Em uma tentativa de reverter a queda nas taxas de natalidade, a China anunciou a remoção da isenção de impostos sobre preservativos e outros métodos anticoncepcionais, que agora estarão sujeitos a um imposto sobre valor agregado de 13%. A nova norma, que entrou em vigor em 1º de janeiro de 2026, reflete um esforço mais amplo do governo para lidar com uma população em declínio, que caiu pelo terceiro ano consecutivo em 2024.

A decisão se insere em um contexto de políticas mais amplas para estimular a natalidade, que incluem subsídios para creches e esforços para promover uma imagem positiva do casamento e da maternidade.

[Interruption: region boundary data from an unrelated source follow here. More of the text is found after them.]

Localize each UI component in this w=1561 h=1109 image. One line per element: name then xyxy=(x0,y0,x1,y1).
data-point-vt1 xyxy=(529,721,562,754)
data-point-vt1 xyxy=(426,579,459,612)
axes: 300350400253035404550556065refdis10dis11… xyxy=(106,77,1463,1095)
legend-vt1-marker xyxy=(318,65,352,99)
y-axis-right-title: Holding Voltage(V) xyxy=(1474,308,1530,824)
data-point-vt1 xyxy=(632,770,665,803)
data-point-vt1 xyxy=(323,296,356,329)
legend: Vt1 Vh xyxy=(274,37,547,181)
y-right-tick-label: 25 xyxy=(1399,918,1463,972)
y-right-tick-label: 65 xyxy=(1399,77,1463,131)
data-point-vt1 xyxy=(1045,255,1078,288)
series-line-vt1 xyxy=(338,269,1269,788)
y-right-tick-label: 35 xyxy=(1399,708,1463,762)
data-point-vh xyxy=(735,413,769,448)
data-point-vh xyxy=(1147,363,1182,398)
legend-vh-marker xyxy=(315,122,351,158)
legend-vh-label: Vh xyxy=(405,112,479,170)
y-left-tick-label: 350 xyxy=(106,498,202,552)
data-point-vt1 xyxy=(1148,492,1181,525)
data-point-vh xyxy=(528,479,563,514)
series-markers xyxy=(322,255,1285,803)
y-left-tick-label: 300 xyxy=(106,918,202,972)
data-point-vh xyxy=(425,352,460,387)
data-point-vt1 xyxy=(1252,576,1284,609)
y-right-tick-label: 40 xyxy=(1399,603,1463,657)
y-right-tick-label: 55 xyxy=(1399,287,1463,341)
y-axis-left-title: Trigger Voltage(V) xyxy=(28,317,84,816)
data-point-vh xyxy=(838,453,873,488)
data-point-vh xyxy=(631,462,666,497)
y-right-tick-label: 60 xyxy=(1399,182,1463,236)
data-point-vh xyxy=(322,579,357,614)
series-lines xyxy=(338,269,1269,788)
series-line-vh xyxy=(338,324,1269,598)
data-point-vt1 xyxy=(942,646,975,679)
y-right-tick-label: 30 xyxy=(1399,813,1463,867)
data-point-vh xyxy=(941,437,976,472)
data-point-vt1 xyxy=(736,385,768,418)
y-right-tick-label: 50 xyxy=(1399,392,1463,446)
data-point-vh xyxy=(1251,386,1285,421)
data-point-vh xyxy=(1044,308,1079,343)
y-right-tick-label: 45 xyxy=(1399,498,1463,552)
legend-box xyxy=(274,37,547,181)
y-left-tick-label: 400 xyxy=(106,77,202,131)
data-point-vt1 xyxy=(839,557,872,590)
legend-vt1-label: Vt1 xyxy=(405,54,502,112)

Especialistas alertam que a queda da população pode continuar devido a fatores como os altos custos de educação e cuidados infantis, além da incerteza no mercado de trabalho. Essas questões têm levado muitos jovens a adiar ou evitar a formação de famílias.

A medida é parte de uma série de iniciativas do governo para enfrentar os desafios demográficos, que incluem a promoção de atitudes favoráveis à fertilidade. Com a implementação de novas políticas, o governo chinês espera estabilizar as taxas de natalidade e garantir um futuro mais sustentável para a segunda maior economia do mundo.